Si Nueva York es la capital del sueño, Río de Janeiro es la del deseo: esta ciudad está llena de frutas, y de camisas entreabiertas, y los cariocas corren contra el tiempo desde las seis de la mañana en la Avenida Atlántica y caen muertos de un paro cardíaco, en línea y con una sonrisa. Los cariocas deitan. Deitar es algo así como enrrollarse con el piso, como un gato. Deitan y rolan. Ahora, para colmo, intuyen un destino de grandeza.

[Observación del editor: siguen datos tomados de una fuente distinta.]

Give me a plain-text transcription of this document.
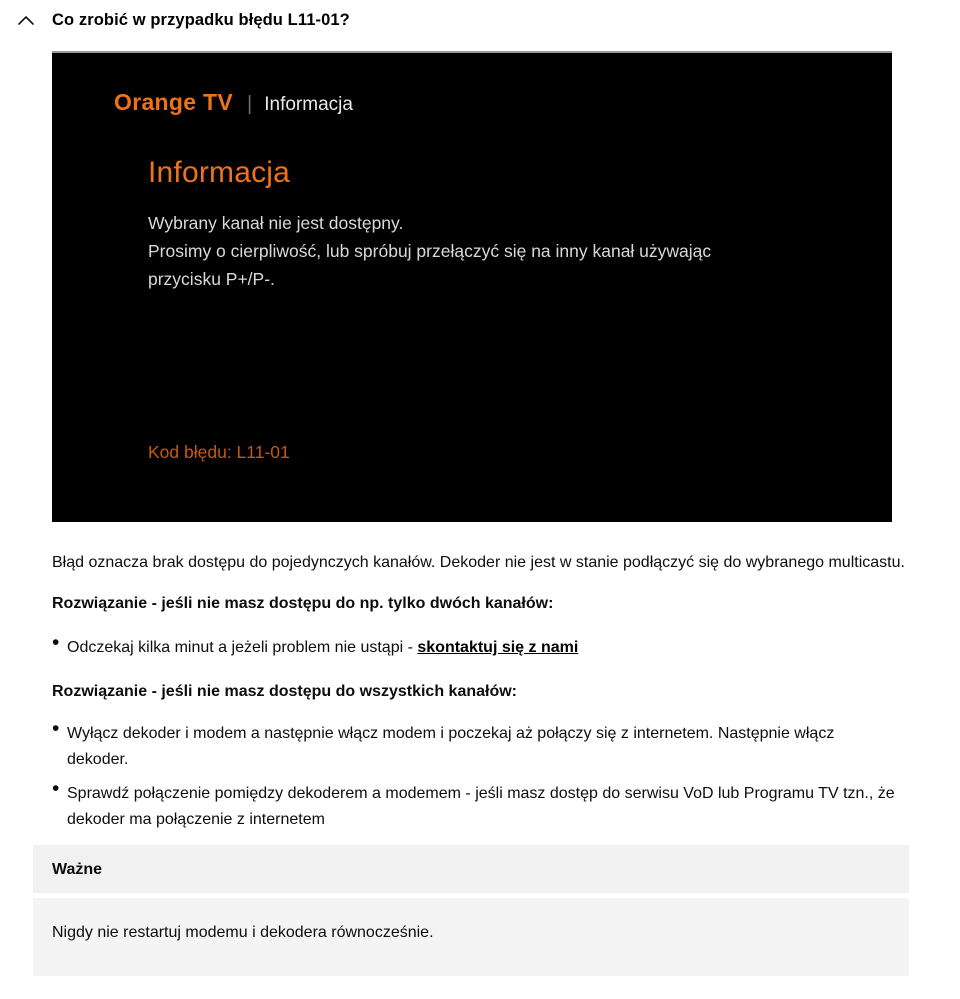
Co zrobić w przypadku błędu L11-01?
Orange TV | Informacja
Informacja
Wybrany kanał nie jest dostępny.
Prosimy o cierpliwość, lub spróbuj przełączyć się na inny kanał używając przycisku P+/P-.
Kod błędu: L11-01

Błąd oznacza brak dostępu do pojedynczych kanałów. Dekoder nie jest w stanie podłączyć się do wybranego multicastu.

Rozwiązanie - jeśli nie masz dostępu do np. tylko dwóch kanałów:
• Odczekaj kilka minut a jeżeli problem nie ustąpi - skontaktuj się z nami
Rozwiązanie - jeśli nie masz dostępu do wszystkich kanałów:
• Wyłącz dekoder i modem a następnie włącz modem i poczekaj aż połączy się z internetem. Następnie włącz dekoder.
• Sprawdź połączenie pomiędzy dekoderem a modemem - jeśli masz dostęp do serwisu VoD lub Programu TV tzn., że dekoder ma połączenie z internetem
Ważne
Nigdy nie restartuj modemu i dekodera równocześnie.
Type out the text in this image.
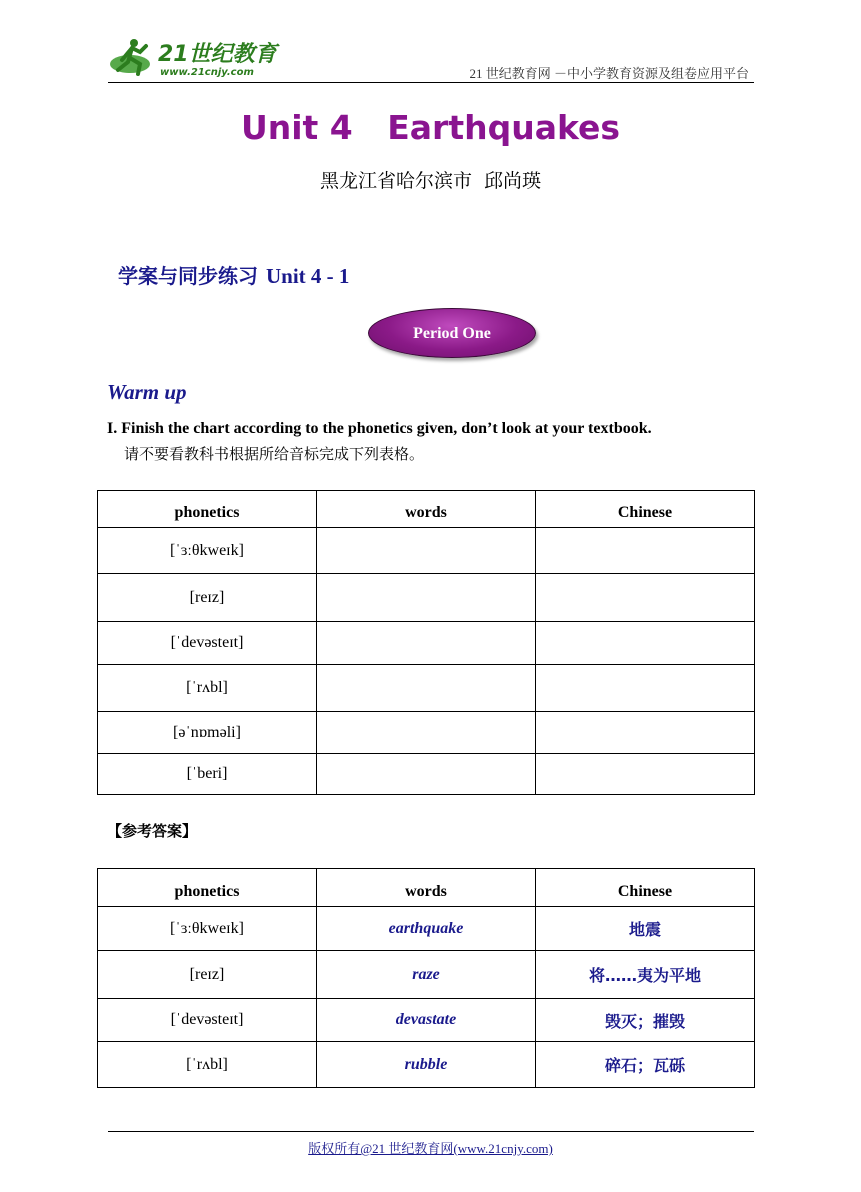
21世纪教育
www.21cnjy.com	21 世纪教育网 －中小学教育资源及组卷应用平台
Unit 4   Earthquakes
黑龙江省哈尔滨市  邱尚瑛
学案与同步练习 Unit 4 - 1
Period One
Warm up
I. Finish the chart according to the phonetics given, don’t look at your textbook.
请不要看教科书根据所给音标完成下列表格。
phonetics	words	Chinese
[ˈɜːθkweɪk]		
[reɪz]		
[ˈdevəsteɪt]		
[ˈrʌbl]		
[əˈnɒməli]		
[ˈberi]		
【参考答案】
phonetics	words	Chinese
[ˈɜːθkweɪk]	earthquake	地震
[reɪz]	raze	将……夷为平地
[ˈdevəsteɪt]	devastate	毁灭；摧毁
[ˈrʌbl]	rubble	碎石；瓦砾
版权所有@21 世纪教育网(www.21cnjy.com)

Los sociólogos llaman a eso “clase C”, para los cariocas significa que quizá puedan comprarse un lavarropas, o un plasma, o edificar un pisito arriba, será que las putas tendrán mas turistas que llegarán antes a su sueño imposible del negocito propio allá donde nadie las conozca.
Señores de edad avanzada con chicas de piernas largas en el Copacabana Palace, lanchonetes vacíos en los que suenan pedagizas canciones tristes (¿alguien escuchó alguna vez la letra de un samba?), el sol, que quema como una venganza, el agua de coco, la Policía que bosteza o mata por la espalda, la Unidad de Policia Pacificadora (UPP) convirtiéndose en un chiste malo, el aroma nauseabundo, pero encantador de la cachaça, y sobre todo, el mar. Todo, a mi alrededor, desea. Yo simplemente me derrito con terno y gravata y busco el ritmo que deberé volver a encontrar después de un mes de operación que atrasó el rodaje.
“Al lado de esto Buenos Aires parece Montevideo”, me dice Tamara, mientras cruzamos los 11 kilómetros del puente Río-Niteroi. Cuento los barcos que están en lista de espera en la entrada del puerto y son más de veinte. Es cierto: en Buenos Aires debe haber un gomón. Y el puerto más activo no es éste, sino el de Santos, a 70 kilómetros de Sao Paulo.